Novel antiretroviral strategies: trials evaluating immune–virologic efficacy & tolerability of NRTI-sparing regimens have been reviewed

• An overview on the clinical trials on NNRTI plus boosted-PI regimens is provided. ACTG 5142 demonstrated a similar virologic efficacy of lopinavir/ritonavir plus efavirenz compared with the standard-of-care, however this regimen was associated with an increased frequency of lipid elevation together with a higher risk of NNRTI resistance.

• Several studies have been conducted to date on boosted-PI monotherapy. Despite a meta-analytic review demonstrating the inferior virologic efficacy of lopinavir/ritonavir monotherapy, compared with triple ARV regimens, recent data on switch strategy to DRV/r monotherapy, in patients with sustained virologic suppression have demonstrated noninferior efficacy.
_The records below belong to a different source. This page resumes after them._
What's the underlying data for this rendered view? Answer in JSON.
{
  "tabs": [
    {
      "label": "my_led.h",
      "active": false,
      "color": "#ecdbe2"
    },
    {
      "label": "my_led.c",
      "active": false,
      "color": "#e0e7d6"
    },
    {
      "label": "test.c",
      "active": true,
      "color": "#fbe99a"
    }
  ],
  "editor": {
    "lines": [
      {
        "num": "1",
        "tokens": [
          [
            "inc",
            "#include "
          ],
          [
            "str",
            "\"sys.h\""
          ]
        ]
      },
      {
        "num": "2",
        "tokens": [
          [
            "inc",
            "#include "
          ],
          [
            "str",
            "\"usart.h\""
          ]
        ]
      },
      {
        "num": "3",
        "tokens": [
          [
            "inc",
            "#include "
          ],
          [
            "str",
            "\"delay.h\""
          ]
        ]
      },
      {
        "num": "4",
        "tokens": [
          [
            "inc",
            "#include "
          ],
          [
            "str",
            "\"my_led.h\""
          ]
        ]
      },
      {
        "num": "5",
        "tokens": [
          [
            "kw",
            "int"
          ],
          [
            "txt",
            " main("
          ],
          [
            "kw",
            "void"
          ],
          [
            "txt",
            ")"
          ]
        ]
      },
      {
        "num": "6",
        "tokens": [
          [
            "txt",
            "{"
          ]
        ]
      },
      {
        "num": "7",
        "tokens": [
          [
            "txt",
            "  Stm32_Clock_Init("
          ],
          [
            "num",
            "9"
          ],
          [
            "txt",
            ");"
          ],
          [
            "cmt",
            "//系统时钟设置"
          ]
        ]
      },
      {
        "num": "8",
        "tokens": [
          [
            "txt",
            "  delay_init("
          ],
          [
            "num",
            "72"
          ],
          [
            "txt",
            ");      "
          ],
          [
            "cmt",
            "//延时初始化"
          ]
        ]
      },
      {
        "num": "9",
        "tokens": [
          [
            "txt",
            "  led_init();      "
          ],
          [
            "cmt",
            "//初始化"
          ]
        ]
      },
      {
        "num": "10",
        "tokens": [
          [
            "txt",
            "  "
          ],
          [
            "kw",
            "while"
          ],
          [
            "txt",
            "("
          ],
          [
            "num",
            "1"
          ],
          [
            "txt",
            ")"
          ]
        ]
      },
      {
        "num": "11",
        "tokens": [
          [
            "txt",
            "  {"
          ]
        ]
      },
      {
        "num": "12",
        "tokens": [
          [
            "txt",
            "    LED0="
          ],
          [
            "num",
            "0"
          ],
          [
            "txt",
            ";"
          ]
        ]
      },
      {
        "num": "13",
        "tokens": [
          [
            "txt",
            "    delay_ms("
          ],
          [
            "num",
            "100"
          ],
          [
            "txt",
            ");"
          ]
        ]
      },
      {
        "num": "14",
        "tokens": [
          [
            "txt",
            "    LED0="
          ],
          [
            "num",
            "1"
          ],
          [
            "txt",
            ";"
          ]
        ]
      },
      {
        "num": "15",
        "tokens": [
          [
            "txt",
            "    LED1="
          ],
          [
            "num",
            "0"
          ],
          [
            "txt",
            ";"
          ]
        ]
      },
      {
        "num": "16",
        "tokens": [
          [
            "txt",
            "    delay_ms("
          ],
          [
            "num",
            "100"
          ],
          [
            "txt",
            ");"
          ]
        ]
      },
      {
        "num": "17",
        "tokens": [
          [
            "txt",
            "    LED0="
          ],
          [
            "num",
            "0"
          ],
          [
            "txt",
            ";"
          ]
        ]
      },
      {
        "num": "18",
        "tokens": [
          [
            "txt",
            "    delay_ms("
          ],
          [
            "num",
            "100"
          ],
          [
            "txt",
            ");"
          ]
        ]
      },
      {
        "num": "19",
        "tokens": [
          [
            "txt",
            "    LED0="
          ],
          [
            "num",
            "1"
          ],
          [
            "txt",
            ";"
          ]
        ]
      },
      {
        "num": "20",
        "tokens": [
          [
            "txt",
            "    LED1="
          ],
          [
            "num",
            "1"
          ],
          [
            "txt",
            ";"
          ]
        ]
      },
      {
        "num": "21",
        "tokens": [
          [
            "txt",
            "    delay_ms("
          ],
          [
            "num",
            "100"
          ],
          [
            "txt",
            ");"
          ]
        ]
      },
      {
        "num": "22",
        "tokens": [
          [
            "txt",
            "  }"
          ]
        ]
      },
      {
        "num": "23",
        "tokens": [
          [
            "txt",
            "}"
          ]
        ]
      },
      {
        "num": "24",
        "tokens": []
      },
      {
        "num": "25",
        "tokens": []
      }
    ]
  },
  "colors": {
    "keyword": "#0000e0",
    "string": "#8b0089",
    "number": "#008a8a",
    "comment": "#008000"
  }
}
New antiretroviral classes: rationale & potential for their use in HIV-infected patients affected by comorbidities have been addressed

• Integrase inhibitor: Given its neutral effect on lipids, raltegravir (RGV) may represent a valuable option in patients affected by cardiovascular diseases. Its safety and efficacy in a switch strategy from PI-based regimens has been tested in two trials, with good results in terms of lipid profiles but conflicting data on virologic efficacy. RGV represents an option for new NRTI-sparing regimens, as demonstrated by trials evaluating the efficacy and tolerability of RGV plus ATV/r.

• CCR5 antagonist: The use of maraviroc may have potential additional benefits resulting from its mechanism of action: the CCR5 receptor has been involved in the pathogenesis of atherosclerosis and of HIV-associated osteoporosis. These are rationale premises for its use in patients affected by comorbidities, but no data are available. Maraviroc may also represent an option for NRTI-sparing regimens.

Conclusion

• The alternative ARV strategies explored to date have some limitations and do not completely satisfy the clinical need.

• Clinical studies focused on new drugs are emerging, but only preliminary findings are available. Further data need to be generated in order to provide valuable alternative therapeutic regimens for patients affected by severe comorbidities.